I learnt later how discerning MGR was when he decided on who would sing for him. His songs played an important role in the success of his movies and there was no way he would allow anyone of lesser calibre to sing for him. The newcomer’s singing was flawless and everyone in the hall predicted a great future for him. To the girl who was just 12, it was a beautiful evening of music where all the songs were those she had heard on the 33 RPM at home. But in the crevices of her grey matter, the name of the new entrant was imprinted.
Within six months of that evening, two movies and two songs were released and a sensation was born. The Tamil music enthusiasts the world over got to know SPB. If Aayirum nilave vaa had MGR serenading a young and vivacious Jayalalithaa, Iyarkaii ennum ilaiyya kanni had Gemini Ganesan romancing the stylish and beautiful Kanchana. The 23-year-old SPB had made his mark in the world of Indian playback singing. K V Mahadevan gave the music for the first and M S Viswanathan for the second. With two greats having used him, there was no looking back for this youngster.
No expert in music, I can share that my working week starts with the Siva Stuthi rendered so soulfully and with immense devotion by him. The bhaavam and bhakthi when he sings song in this genre is unmatched. No god can resist it!
The bhaavam and bhakthi when he sings song in this genre is unmatched. No god can resist it!
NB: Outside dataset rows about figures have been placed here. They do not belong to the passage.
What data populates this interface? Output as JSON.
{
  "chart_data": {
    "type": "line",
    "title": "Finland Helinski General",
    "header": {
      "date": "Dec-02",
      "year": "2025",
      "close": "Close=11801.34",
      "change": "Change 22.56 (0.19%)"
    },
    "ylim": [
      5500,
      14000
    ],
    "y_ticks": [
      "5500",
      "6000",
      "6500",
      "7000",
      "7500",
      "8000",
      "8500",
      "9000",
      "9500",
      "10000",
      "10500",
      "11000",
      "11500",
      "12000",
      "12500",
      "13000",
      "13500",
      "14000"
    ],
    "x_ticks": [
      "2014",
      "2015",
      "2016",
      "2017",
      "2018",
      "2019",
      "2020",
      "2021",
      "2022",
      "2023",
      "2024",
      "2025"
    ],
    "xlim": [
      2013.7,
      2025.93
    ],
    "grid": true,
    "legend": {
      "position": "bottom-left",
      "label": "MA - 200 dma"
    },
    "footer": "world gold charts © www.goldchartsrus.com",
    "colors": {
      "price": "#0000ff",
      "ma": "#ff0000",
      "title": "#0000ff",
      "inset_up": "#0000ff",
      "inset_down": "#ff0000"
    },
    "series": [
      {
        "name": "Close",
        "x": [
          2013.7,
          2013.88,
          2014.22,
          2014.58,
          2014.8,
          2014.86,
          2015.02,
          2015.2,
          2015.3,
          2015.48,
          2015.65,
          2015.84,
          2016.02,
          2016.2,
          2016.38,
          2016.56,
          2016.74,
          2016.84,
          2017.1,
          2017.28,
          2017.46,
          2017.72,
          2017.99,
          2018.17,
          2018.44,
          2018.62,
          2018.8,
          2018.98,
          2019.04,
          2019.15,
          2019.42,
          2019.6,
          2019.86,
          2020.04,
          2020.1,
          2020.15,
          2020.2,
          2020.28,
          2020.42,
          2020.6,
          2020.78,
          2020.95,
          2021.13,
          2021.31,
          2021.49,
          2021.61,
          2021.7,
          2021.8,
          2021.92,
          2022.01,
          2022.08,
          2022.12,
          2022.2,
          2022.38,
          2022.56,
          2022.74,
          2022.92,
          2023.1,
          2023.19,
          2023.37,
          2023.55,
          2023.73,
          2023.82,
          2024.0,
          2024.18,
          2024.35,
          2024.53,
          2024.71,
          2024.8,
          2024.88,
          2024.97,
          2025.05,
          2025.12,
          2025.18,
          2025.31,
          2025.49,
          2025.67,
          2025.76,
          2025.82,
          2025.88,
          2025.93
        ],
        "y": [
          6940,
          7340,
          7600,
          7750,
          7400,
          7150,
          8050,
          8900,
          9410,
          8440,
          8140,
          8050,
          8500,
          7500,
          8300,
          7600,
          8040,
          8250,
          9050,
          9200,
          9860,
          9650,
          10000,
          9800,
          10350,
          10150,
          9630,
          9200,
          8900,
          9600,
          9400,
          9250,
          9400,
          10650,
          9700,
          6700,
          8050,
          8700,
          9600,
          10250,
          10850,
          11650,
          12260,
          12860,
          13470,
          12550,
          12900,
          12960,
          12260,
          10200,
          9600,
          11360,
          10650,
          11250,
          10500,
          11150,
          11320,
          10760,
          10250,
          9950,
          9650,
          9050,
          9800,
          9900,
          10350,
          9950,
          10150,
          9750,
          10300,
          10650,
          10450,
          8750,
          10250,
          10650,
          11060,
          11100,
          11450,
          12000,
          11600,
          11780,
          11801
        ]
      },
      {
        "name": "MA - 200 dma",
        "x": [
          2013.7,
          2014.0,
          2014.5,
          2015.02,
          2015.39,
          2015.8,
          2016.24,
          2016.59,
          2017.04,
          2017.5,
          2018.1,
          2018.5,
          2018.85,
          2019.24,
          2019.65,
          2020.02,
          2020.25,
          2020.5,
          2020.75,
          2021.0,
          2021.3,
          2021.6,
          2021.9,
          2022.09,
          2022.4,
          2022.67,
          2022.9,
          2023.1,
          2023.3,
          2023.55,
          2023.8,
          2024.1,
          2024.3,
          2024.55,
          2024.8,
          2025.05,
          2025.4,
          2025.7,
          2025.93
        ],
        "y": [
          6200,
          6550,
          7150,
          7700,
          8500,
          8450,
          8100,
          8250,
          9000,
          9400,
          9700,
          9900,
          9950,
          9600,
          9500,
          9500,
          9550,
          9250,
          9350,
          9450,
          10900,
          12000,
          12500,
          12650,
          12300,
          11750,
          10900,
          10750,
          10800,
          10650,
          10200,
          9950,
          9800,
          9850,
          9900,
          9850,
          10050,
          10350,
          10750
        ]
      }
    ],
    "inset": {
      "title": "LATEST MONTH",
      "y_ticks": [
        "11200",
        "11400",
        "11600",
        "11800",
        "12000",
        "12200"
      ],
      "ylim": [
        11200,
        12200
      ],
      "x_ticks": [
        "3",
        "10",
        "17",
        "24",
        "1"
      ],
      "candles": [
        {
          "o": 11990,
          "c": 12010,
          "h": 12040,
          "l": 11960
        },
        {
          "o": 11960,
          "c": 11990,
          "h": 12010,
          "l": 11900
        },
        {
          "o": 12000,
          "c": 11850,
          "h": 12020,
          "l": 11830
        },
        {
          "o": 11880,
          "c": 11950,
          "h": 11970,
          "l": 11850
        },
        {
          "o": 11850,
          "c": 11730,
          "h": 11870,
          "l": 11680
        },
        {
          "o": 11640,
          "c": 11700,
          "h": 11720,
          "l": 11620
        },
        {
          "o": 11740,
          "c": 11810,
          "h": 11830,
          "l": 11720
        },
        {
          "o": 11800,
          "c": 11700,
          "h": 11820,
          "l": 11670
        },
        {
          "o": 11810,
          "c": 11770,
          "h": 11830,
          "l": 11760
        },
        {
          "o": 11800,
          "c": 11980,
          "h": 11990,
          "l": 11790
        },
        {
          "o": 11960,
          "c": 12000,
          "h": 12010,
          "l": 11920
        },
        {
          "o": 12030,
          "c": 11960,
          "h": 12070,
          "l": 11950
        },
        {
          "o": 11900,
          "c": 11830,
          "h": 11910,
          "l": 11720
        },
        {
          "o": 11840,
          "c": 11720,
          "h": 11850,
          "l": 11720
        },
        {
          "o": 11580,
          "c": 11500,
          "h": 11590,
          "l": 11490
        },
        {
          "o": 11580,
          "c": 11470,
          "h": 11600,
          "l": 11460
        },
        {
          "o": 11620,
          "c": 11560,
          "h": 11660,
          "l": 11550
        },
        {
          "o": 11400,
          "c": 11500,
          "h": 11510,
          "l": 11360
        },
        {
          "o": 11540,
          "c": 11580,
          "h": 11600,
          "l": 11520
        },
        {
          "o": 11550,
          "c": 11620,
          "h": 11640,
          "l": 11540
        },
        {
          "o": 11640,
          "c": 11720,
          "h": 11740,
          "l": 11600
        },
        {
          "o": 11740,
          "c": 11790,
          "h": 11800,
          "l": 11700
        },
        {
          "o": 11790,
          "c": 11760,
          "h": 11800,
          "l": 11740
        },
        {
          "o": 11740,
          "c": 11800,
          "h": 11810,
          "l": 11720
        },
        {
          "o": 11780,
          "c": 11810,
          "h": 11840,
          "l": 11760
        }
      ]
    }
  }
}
In the 54 years he straddled the music industry, the world as well as the film industry changed. But as far as SPB goes, his voice had remained almost the same. He had the capability to modulate his voice to suit the hero for whom he was singing. We had been in awe of TMS when he could change his voice for the two heroes of that era, MGR and Shivaji Ganesan. However when it came to SPB, it didn’t stop with that generation, he continued his skills further down the line to Rajinikanth and Kamal Haasan and then Vijay, Ajith and the rest. These are few of the names from the Tamil film industry and then there are the innumerable heroes in all the other industries that he sang for. This kind of versatility is indeed a god given gift.
Forget SPB being a benefactor to others, or philanthropist. Just think of the number of ordinary mortals who became heroes thanks to the beautiful songs he sung for them. There was a period in the late 1980s and early ‘90s when songs played a major role in lifting a movie. It was while watching a video that I got to know the important part SPB played in bringing to the industry the likes of Ilayaraja and his brothers, and veteran director Bharathiraja as well. Of course, they were very talented and proved their mettle. But getting that first break was always the most difficult. When chess wizard Viswanathan Anand acknowledged SPB’s role as the first sponsor for his Chennai Colts team, I was amazed. Here was a man who had gone around quietly encouraging all those in whom he saw the will to perform and excel.
What we will miss is not only a great singer who had earned the moniker Paadum Nila, but also a fine human being who traversed this planet. We are indeed lucky to have lived in his times. He knew how blessed he was when he said “I sing the notes as they are written but it is the Almighty who comes out as my voice.”
As long as there is music in this world, SPB’s voice will be there to enthrall us.
The writer is a member of RC Madras Midtown, RID 3232.